Consider a stick, cut twice, probability the smallest is 1/5 Consider a stick of unit length, you take two points (uniform independent), and then break the stick on these two points. You now got 3 segment. What is the probability the smallest segment  is less than 1/5?
$X, Y$ be the two cuts.
$P(X < 1/5  \text{ and } Y-X < 1/5 \text{ and } (1-Y-X)<1/5). $
 A: Let $P(S)$ be the probability that the smallest segment is less than $\frac{1}{5}$; let $X$ be the location of the first cut, and $Y$ be the location of the second cut.
If $X < \frac{1}{5}$ or $X > \frac{4}{5}$, then you already know that one of the segments has length less than $\frac{1}{5}$, so the conditional probability $P\big(S \vert X \in [0,\frac{1}{5}) \cup (\frac{4}{5},1]\big)=1$.

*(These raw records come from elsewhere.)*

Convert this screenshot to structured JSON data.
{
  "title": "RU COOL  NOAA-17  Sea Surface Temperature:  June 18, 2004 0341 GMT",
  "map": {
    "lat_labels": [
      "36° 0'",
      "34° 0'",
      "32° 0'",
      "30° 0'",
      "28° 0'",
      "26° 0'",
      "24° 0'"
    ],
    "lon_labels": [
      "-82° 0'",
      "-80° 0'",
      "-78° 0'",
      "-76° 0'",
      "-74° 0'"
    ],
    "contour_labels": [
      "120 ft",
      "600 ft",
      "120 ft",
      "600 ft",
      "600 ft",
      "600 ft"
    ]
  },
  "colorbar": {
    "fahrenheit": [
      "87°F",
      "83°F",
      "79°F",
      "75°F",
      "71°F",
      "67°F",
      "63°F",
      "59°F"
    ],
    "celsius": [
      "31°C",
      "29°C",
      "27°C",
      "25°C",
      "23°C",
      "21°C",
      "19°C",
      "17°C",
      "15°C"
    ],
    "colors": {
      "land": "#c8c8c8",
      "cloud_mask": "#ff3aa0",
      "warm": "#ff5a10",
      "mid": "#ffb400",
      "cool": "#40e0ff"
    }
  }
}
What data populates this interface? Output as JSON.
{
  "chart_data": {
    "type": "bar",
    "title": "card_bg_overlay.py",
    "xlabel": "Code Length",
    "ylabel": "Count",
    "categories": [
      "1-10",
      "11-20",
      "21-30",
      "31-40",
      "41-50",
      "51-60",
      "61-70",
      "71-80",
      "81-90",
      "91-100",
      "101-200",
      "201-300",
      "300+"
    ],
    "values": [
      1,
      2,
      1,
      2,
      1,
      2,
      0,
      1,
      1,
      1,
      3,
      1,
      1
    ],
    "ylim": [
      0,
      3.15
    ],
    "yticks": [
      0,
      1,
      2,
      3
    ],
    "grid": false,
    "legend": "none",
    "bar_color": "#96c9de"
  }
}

If $\frac{2}{5} < X < \frac{3}{5}$, then the possible locations where the second cut could facilitate $S$ are the regions of length $\frac{1}{5}$ on either side of $X$, and at either end of the stick, all of which are non-overlapping.
Therefore, the conditional probability $P(S \vert X \in (\frac{2}{5},\frac{3}{5}]) = \frac{4}{5}$.
Moving $X$ left of $\frac{2}{5}$, you linearly lose area in which $Y$ can land to facilitate $S$, until right before $X=\frac{1}{5}$, the good region is only length $\frac{3}{5}$. The same argument follows on the other side.
Combining all of these results, I end up with a piecewise function for the conditional probability of $P(S|X)$:
$$
P(S \vert X) = \begin{cases}
1 & 0 \leq X < \frac{1}{5} \\
\frac{2}{5} + X & \frac{1}{5} \leq X < \frac{2}{5} \\
\frac{4}{5} & \frac{2}{5} \leq X < \frac{3}{5} \\
\frac{7}{5} - X & \frac{3}{5} \leq X < \frac{4}{5} \\
1 & \frac{3}{5} \leq X \leq 1
\end{cases}
$$
and by integrating that function over $X$, I find that $P(S)=\frac{21}{25}=84\%$.